目的地周辺まで着きバスを降りると、おそらくファンであろう人間が大勢同じ方向へ歩いていた。歩き始めようとすると、真子がさっと手を繋いできた。突然のことに驚き真子を眺めた。
「ん? 先生手を繋ぐくらいへでもないでしょ?」
「そうでもないよ。未だにドキってする」
「はっ、絶対嘘だね。どの口が言ってんの」
「本当だって。説明できないけど女の子ってさ1人1人感触が違うんだよね」
「へーそうなんだ」
真子は不思議そうな顔をする。
「真子の手の感触も初めてだから新しい感触でびっくりしたんだ」
「ふーん。良いね。比べられるくらい女の子にモテて」
いくら弁明しても真子からは皮肉が止まらなかった。羨ましいというよりは揶揄うのが楽しいのだろう。女子に揶揄われるのは男としても楽しい。

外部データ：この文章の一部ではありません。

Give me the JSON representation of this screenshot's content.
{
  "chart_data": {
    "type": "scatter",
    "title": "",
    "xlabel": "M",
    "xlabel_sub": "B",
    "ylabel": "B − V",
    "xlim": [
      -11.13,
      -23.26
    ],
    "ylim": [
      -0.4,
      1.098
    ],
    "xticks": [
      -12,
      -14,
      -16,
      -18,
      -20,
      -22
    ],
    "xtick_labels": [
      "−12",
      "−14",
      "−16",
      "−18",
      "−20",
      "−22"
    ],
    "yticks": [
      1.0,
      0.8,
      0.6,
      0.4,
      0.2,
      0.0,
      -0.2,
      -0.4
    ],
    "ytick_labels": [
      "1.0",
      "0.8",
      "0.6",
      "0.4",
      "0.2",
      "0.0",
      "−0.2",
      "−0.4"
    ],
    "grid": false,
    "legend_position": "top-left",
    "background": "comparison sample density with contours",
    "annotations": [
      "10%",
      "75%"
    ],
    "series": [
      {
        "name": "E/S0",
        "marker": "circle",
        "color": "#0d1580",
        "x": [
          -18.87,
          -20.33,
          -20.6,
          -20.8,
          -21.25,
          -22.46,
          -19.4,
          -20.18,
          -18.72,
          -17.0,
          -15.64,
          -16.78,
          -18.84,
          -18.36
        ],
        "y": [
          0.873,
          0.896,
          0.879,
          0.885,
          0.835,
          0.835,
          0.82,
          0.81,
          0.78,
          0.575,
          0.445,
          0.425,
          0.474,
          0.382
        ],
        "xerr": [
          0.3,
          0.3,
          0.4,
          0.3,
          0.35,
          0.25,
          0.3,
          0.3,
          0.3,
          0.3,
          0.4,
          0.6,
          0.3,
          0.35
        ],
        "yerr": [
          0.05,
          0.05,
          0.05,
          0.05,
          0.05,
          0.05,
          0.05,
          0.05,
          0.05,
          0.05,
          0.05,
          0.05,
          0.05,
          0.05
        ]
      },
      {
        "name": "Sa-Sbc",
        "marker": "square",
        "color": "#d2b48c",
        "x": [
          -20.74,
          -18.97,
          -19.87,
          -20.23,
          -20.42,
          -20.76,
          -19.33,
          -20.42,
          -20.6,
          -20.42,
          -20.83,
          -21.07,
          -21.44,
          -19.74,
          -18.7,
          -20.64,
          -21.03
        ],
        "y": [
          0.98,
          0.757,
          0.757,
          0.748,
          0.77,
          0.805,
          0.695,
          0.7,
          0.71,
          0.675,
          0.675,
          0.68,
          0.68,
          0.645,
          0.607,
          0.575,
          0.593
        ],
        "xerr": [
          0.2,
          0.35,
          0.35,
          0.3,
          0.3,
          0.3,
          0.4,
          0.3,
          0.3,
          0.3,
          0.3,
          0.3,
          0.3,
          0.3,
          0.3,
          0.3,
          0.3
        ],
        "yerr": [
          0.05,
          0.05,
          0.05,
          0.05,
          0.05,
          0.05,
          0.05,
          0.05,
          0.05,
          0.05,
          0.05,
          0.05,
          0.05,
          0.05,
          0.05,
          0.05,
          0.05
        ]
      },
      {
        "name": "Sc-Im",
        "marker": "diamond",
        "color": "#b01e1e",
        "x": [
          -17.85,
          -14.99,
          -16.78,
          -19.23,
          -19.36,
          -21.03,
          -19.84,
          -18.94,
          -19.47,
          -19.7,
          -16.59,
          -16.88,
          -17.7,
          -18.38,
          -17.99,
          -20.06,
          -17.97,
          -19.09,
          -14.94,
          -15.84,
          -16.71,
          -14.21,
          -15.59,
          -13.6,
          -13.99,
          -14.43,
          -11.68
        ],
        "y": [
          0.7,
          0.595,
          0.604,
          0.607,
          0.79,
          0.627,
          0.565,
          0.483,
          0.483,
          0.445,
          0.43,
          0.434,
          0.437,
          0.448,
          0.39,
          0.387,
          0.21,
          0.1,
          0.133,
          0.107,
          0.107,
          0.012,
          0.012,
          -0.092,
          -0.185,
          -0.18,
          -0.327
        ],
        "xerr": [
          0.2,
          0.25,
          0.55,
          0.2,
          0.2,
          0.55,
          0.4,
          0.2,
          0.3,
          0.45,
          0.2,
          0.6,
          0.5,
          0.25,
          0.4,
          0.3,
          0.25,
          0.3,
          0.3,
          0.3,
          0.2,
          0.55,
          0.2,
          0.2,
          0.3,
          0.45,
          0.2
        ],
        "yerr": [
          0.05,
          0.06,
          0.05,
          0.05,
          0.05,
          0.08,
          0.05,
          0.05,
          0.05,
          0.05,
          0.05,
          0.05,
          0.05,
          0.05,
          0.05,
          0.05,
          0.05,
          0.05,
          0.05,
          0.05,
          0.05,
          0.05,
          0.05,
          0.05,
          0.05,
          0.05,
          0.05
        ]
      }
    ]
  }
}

歩きだしてからも真子の口は動き続け、アイドルが本当に好きなんだと感じる。
「で、先生は誰推しなの?」
「そうだなぁ。推しっていう程じゃないけどリーオンとか好きかな」
「うわぁ......確かに好きそう。ロリ顏で巨乳とか先生好きそうだわ......」
真子が眉間にシワを寄せ、気持ち悪がる仕草をした。リーオンこと向井理緒は幼顔だが胸が大きくグラビア雑誌も多数こなしていた。そのギャップが話題となりグループ内でもそれなりの人気を誇っている。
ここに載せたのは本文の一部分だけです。